Note: Customers should verify the various settings in the profile before creating additional clones and, preferably, test the server profile by installing and configuring an operating system.
To create additional server profiles by cloning, follow these steps:
1. Go to Profile and click the Options icon (…). Choose Clone.
2. Under Server Assignment, keep the Assign Server selection and select an available server.
3. Click Next.
4. Provide the name of the new server profile by updating the clone name prefix and the clone name.
5. Click Clone & Deploy.
6. When the cloning process has been completed successfully, the new server profile is deployed.
7. Update the Cisco MDS switch and Pure Storage FlashArray with the appropriate WWPN information for zoning and for mapping boot LUNs to enable boot from SAN.
Install VMware ESXi on a server profile
When a server profile has been deployed successfully, install the operating system by following these steps:
1. Go to Servers and click the Options icon (…) next to the server and select Launch vKVM.

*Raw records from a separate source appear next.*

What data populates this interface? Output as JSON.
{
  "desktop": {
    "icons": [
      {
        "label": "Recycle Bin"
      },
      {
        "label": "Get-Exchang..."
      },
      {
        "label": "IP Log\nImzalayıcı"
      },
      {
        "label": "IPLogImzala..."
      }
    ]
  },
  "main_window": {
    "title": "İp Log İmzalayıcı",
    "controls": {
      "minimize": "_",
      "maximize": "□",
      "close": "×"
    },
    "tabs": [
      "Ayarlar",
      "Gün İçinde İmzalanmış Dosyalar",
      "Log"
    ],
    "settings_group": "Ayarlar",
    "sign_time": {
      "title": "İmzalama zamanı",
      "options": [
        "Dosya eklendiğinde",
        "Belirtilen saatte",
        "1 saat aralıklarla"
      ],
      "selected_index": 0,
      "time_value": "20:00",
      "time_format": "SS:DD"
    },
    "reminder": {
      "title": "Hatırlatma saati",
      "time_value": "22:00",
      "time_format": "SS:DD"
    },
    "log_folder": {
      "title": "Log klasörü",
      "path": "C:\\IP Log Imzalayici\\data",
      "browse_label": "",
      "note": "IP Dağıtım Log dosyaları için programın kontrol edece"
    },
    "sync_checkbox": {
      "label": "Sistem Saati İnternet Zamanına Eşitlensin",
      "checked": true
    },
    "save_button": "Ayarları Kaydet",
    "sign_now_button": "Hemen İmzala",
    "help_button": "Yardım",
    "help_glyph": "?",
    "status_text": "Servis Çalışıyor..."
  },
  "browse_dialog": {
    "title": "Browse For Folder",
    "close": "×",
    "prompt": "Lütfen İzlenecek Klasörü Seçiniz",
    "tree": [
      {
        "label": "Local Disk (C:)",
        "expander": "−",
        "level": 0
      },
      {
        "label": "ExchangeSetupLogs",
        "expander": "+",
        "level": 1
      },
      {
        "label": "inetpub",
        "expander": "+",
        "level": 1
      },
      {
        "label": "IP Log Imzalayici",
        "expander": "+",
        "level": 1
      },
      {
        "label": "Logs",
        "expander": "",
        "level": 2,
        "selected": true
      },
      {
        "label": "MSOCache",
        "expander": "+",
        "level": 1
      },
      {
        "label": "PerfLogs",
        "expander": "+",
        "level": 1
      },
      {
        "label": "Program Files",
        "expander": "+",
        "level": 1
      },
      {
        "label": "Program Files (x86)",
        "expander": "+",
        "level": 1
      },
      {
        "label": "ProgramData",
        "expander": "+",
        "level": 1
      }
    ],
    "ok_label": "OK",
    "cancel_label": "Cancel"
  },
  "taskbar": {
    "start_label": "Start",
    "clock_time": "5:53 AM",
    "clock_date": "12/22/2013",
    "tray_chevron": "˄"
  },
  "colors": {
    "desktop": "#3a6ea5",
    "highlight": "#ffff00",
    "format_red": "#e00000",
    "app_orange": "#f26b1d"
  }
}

Note: Make sure that the virtual machine or host trying to access the KVM can route to the management IP address pool.
2. Log in using the username (for example, fsadmin) and password previously defined in the local user policy.
3. On this new KVM tab on the browser, click Virtual Media and choose Activate Virtual Devices.
4. Click Virtual Media again and choose Map CD/DVD.
5. Browse to the VMware ESXi ISO file and click Map Drive.
6. In the Cisco Intersight portal, follow these steps:
◦ Power-cycle the server by clicking the Options icon (…) next to the server and choosing Power Cycle.
◦ Select Set One Time Boot Device and choose ISO (the label previously created for CD/DVD) from the drop-down menu.
◦ Click Power Cycle.
7. On the KVM tab, in the KVM window, you should see the server being power-cycled. If the zoning and boot LUNs were configured correctly, you will see that the server has successfully discovered the boot LUN over all four paths.
8. After ESXi has been installed and is loaded, navigate through the ESXi installer instructions. The installer should discover the Pure Storage boot LUN as an installation location.
9. Proceed with the ESXi installation. When the installation process is complete, unmap the installer using the Deactivate Virtual Devices menu option under Virtual Media and reboot the server.
Note: You can follow the Cisco Validated Design for FlashStack to set up VMware vCenter and other management tools.